The ELMo embedding models the complex characteristics of words and also how the uses of words can vary across different context. Vector produced are function of layers of bidirectional language model. Representations are character-based and use clues from robust representations for tokens that are not seen in training. Whereas, Glove produces global vectors. Using features that are hidden, the co-existence count is predicted by calculating the comparability between words. Glove embedding gives same vector representation for same word occurring in different sentences but ELMo word embedding takes the context in which the word is used in consideration and based on that gives different vector representation for different context. Glove cannot grasp the context of the word and fail to produce separate vector representation. This makes the ELMo embedding more effective than the Glove embedding.

6 Conclusion

Sarcasm is the unique form of satire. Using sarcastic, ironic messages, and post is increasing in social media platforms. Sarcasm is nowadays used to scrutinize or to express opinions about diverse issues related to politics, society, etc.

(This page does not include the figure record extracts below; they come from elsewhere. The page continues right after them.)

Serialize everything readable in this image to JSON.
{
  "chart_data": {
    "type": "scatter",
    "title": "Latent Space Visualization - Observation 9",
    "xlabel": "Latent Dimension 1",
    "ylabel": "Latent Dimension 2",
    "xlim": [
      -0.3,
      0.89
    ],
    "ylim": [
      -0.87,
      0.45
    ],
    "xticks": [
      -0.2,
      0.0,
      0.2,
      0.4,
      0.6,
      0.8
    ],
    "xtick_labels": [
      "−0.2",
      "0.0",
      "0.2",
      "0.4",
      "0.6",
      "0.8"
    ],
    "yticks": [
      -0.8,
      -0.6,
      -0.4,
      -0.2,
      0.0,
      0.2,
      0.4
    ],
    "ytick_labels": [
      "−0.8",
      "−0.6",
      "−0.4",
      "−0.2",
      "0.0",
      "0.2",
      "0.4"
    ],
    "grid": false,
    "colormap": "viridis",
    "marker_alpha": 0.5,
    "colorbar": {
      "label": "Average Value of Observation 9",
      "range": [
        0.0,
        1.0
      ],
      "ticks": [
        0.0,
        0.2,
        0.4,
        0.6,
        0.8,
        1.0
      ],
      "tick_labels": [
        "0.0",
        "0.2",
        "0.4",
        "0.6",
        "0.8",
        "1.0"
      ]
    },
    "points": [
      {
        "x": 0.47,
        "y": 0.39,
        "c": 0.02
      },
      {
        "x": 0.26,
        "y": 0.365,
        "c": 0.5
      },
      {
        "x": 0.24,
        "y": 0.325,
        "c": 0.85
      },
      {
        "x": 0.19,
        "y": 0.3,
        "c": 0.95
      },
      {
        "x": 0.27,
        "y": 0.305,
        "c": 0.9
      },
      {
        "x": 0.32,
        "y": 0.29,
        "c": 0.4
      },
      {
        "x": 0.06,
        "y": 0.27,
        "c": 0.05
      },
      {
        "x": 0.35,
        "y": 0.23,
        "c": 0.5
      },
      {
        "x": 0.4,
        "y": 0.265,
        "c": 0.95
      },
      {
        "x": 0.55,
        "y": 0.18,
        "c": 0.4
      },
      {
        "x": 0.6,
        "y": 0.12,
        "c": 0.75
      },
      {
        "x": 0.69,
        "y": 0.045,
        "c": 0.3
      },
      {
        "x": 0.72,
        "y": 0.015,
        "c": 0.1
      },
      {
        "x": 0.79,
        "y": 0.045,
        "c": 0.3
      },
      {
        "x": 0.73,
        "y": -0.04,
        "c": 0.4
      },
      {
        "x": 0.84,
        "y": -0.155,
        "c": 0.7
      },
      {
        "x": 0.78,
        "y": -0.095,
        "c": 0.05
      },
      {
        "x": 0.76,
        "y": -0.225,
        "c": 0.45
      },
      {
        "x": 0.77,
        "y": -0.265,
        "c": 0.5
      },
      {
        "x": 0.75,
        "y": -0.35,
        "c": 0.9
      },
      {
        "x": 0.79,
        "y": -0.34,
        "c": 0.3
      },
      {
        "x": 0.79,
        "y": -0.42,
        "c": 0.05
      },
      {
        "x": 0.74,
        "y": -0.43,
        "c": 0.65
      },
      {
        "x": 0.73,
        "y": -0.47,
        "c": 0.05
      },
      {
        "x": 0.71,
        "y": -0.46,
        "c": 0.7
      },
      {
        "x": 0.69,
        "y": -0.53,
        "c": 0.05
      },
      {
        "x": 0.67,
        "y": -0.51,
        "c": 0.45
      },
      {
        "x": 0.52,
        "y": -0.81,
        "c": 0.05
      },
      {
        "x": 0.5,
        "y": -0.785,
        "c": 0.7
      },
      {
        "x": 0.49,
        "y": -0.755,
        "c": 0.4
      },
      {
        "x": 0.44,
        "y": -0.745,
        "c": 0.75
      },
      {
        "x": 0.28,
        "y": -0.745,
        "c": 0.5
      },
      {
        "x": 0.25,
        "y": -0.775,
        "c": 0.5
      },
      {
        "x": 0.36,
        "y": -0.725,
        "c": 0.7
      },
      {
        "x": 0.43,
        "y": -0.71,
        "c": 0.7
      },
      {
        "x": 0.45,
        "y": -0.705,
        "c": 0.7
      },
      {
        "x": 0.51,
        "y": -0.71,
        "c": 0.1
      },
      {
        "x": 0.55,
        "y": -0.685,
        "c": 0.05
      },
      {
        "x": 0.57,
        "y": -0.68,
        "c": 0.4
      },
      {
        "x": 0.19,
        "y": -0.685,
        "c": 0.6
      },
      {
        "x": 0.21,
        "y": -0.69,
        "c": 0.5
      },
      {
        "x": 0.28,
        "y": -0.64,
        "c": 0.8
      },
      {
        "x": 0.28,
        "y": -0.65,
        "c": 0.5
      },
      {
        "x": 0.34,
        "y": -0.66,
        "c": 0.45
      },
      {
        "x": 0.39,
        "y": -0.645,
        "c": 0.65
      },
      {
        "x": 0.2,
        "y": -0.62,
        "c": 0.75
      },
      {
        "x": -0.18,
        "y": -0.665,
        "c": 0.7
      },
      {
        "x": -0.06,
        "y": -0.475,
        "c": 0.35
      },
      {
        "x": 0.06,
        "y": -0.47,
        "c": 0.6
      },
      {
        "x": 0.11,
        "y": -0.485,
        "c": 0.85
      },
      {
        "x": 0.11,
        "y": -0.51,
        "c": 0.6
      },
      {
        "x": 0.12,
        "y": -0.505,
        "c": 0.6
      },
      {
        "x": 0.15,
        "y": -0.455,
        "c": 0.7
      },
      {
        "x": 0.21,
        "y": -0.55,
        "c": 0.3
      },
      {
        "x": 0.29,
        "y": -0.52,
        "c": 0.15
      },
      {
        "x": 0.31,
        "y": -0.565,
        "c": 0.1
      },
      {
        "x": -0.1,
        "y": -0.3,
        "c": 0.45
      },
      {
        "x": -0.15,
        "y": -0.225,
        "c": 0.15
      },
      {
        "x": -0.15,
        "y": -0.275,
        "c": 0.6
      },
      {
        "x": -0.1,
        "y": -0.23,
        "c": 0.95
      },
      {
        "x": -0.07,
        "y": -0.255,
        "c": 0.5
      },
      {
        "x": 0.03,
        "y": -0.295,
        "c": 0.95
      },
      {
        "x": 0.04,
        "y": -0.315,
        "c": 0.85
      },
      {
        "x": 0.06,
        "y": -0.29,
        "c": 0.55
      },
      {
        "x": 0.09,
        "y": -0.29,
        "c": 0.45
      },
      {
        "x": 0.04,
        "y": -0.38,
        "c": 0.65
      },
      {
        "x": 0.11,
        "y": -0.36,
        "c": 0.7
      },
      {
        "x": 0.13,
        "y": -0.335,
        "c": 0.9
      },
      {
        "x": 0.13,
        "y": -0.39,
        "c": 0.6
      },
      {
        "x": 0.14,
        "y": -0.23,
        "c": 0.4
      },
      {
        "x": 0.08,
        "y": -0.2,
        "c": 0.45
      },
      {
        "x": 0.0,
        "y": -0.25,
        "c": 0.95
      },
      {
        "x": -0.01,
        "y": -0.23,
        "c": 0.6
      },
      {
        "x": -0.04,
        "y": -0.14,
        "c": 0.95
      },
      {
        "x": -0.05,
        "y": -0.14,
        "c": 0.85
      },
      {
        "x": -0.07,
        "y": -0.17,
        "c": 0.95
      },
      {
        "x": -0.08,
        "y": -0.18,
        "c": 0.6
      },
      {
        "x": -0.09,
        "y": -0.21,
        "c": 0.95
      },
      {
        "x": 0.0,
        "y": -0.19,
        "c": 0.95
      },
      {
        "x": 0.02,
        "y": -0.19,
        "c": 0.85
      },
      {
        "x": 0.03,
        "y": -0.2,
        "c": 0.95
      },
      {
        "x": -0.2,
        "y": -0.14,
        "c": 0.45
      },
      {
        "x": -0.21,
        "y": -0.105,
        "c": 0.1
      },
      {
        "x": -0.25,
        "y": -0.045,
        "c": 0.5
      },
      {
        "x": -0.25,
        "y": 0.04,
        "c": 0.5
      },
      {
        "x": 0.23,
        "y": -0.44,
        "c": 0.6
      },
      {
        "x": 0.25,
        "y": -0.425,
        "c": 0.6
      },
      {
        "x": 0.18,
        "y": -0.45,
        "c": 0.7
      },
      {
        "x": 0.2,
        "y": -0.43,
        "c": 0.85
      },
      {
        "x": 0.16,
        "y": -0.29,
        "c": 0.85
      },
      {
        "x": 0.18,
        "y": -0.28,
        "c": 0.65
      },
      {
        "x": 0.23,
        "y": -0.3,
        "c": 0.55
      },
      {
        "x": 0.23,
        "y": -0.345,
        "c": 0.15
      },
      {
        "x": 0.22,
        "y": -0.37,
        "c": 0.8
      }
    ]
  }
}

In this study, we have focused on the problem of detecting sarcasm using ELMo embedding. We used a Glove embedding-based RNN model and an ELMo embedding-based bidirectional long-short term memory (ELMo-BiLSTM) for detecting sarcasm from sentences. A public Twitter Sarcasm dataset for this purpose. We split the dataset into training and testing sets. Performed data preprocessing to clean the data and applied pre-trained word embeddings. Our ELMo-BiLSTM model incorporates an embedding layer that uses the ELMo word embeddings to generate vector representations of words. The ELMo vector representation of a word depends on the entire sentence and therefore gives different vector representations for the same word, summing up the contextual information of the comment. Glove embedding represents the co-existence of the word and thus gives the same vector representation for a word in a different context. Our results show that the ELMo-BILSTM surpasses the Glove-RNN model. It is observed that due to different vector representations of words according to the context in which they were used, ELMo embedding-based model performs better, and data loss decreased by 0.09% and accuracy of the model increased by 0.44% compared to the Glove embedding model. The difference in the input sizes and hidden units has also affected the performance of the models.

In the future, we would like to experiment with the ELMo embedding with other deep learning models. We would experiment with the model configuration and introduce different feature extraction techniques that can extract features related to sarcasm.